By Julian Lee
The Paris-based IEA and OPEC both see stronger growth in non-OPEC supply than they did a month ago. But much of that is simply a reflection of the supply deal reached by OPEC+ producers on July 18, shortly after that month’s forecasts had been published. That agreement will see the group’s overall output target lifted by 400,000 barrels a day each month until all of the crude removed from the market in 2020 has been restored — a process that should last until September 2022, if there are no further changes.

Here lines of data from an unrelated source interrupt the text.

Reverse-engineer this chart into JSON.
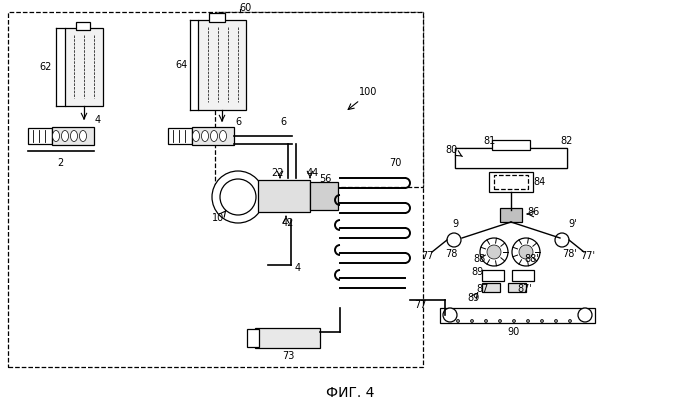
{
  "title": "ФИГ. 4",
  "bg_color": "#ffffff",
  "line_color": "#000000",
  "label_fontsize": 7,
  "title_fontsize": 10
}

Of that monthly increase, almost 150,000 barrels a day should come from the group’s non-OPEC members, with more than 100,000 barrels a day coming from Russia alone. Because the country was given an unrealistically high starting point of 11 million barrels a day for its output cuts last year, the planned increases would take Russian production to new highs in 2022, levels that it may struggle to reach. Should it, or any of the other non-OPEC members of the OPEC+ group, be unable to reach their rising output targets, the shortfall would show up as a higher call on the group’s OPEC members.

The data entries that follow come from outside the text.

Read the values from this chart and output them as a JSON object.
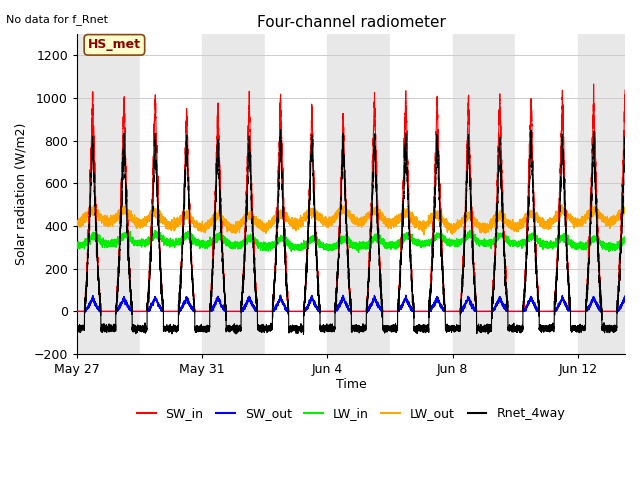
{
  "title": "Four-channel radiometer",
  "top_left_text": "No data for f_Rnet",
  "station_label": "HS_met",
  "ylabel": "Solar radiation (W/m2)",
  "xlabel": "Time",
  "ylim": [
    -200,
    1300
  ],
  "yticks": [
    -200,
    0,
    200,
    400,
    600,
    800,
    1000,
    1200
  ],
  "background_color": "#ffffff",
  "plot_bg_color": "#ffffff",
  "grid_color": "#cccccc",
  "colors": {
    "SW_in": "#ff0000",
    "SW_out": "#0000ff",
    "LW_in": "#00ee00",
    "LW_out": "#ffa500",
    "Rnet_4way": "#000000"
  },
  "legend_labels": [
    "SW_in",
    "SW_out",
    "LW_in",
    "LW_out",
    "Rnet_4way"
  ],
  "n_days": 18,
  "xtick_labels": [
    "May 27",
    "May 31",
    "Jun 4",
    "Jun 8",
    "Jun 12"
  ],
  "xtick_positions": [
    0,
    4,
    8,
    12,
    16
  ],
  "shade_bands": [
    [
      0,
      2,
      "#e8e8e8"
    ],
    [
      2,
      4,
      "#ffffff"
    ],
    [
      4,
      6,
      "#e8e8e8"
    ],
    [
      6,
      8,
      "#ffffff"
    ],
    [
      8,
      10,
      "#e8e8e8"
    ],
    [
      10,
      12,
      "#ffffff"
    ],
    [
      12,
      14,
      "#e8e8e8"
    ],
    [
      14,
      16,
      "#ffffff"
    ],
    [
      16,
      18,
      "#e8e8e8"
    ]
  ]
}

But rising non-OPEC output may not be the only issue with which OPEC producers will have to contend in the coming months.

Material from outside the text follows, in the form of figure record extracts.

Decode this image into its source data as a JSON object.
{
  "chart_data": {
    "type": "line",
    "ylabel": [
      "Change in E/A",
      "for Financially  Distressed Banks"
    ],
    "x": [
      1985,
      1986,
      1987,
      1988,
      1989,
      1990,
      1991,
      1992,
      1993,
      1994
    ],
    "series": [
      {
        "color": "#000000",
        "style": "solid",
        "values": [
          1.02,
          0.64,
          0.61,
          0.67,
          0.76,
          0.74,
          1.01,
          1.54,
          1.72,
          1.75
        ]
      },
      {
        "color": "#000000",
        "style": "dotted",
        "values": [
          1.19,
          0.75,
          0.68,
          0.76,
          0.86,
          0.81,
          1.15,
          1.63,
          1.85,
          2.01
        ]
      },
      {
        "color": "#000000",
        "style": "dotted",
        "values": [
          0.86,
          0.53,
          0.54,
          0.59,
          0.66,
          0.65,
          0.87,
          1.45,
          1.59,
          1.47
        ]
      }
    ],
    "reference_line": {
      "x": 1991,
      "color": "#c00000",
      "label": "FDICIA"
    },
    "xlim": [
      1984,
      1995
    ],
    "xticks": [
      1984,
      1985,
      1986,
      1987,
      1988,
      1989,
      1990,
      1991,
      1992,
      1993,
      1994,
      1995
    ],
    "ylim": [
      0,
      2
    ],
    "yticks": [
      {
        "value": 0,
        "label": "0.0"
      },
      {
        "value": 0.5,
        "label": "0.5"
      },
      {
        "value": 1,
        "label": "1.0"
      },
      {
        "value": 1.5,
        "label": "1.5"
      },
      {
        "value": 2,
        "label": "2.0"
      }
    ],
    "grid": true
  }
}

According to the IEA, oil demand growth is now looking slower than it did a month ago, compounding the effect of higher non-OPEC supply to squeeze OPEC producers even harder. Global oil demand “abruptly reversed course” last month, falling slightly after surging by 3.8 million barrels a day in June, the IEA said.
The rapid spread of the Covid-19 delta variant is seen by the IEA as undermining oil demand growth over the remainder of 2021, with renewed restrictions on movement hitting fuel consumption. The agency has cut its global oil demand forecast for the second half of the year by 550,000 barrels a day from the level it foresaw just a month ago.
That pessimism isn’t yet shared by everybody, though. The EIA made only a small downward revision to its fourth quarter demand forecast, cutting it by a modest 90,000 barrels a day, while OPEC has left its demand outlook for the rest of the year virtually unchanged from last month.
With Brent crude trading close to $71 a barrel, down by about 7% this month, and forecasts from both producer and consumer groups suggesting that the need for its oil may be smaller than previously thought, OPEC is unlikely to deliver the additional barrels that President Biden’s administration has requested.
These latest outlooks will strengthen OPEC’s view that “vigilance and determined efforts” by the OPEC countries “will remain ever more important.”